All of your assumptions and logic are correct. lgb0 is indeed the physical interface, and also says something about the driver selected to manage it, as you discovered this often tells you the model of the card (not always - some drivers handle many more than one model, and you would learn the model with other tools, such as dmesg). The physical interface knows nothing about VLANs. It just gives you layer 0 access to a network, in your case gigabit ethernet ovre twisted pair (802.3ab). It is up to the driver and higher layers in the operating system to create and configure virtual VLAN interfaces to be used by your PFSense software.
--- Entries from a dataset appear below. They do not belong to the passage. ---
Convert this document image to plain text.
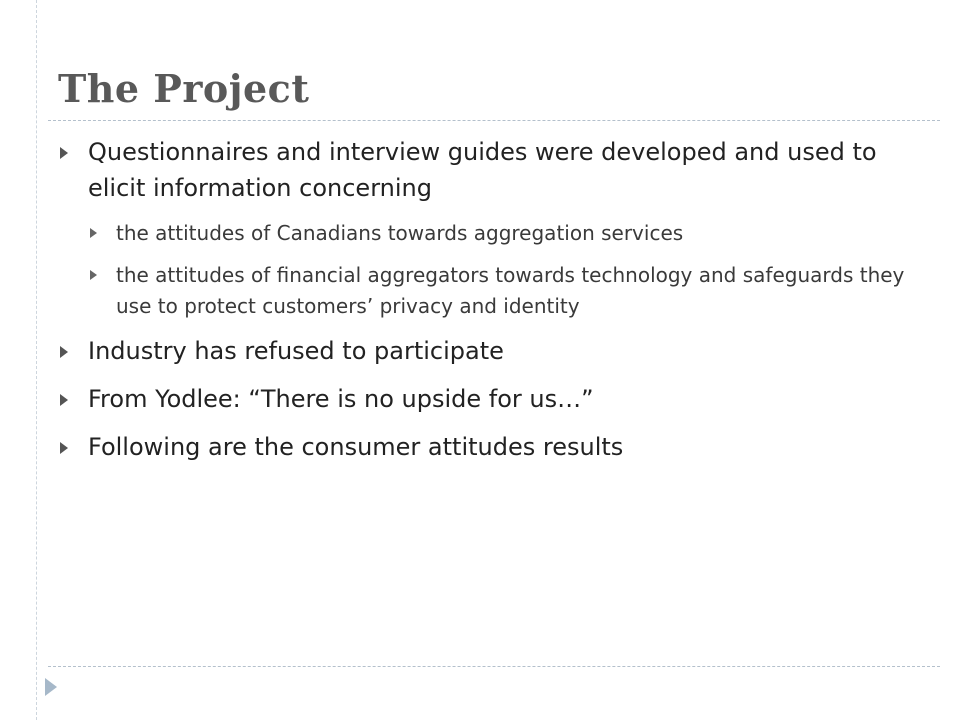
The Project
Questionnaires and interview guides were developed and used to elicit information concerning
the attitudes of Canadians towards aggregation services
the attitudes of financial aggregators towards technology and safeguards they use to protect customers’ privacy and identity
Industry has refused to participate
From Yodlee: “There is no upside for us…”
Following are the consumer attitudes results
Your physical example is also good, with one caveat. The switch must be VLAN-aware for all of this to work. An inexpensive switch is most likely NOT going to have this feature. You will need a switch that specifically mentions "Managed". Then you will need to add the VLAN definitions you want to use to this switch, then configure ports on the switch as "trunk" (for the pfsense box) or "access". Trunk ports are generally "tagged", meaning there is information in the ethernet header about the VLAN the packet is destined for. That's good for pfsense, so it will know what virtual interface the packet will be received on!
Access ports are generally NOT tagged, and the port won't even see packets that aren't destined for its associated VLAN.
I realize this question was asked months ago and you probably already have an answer. Perhaps it will help someone else in the future.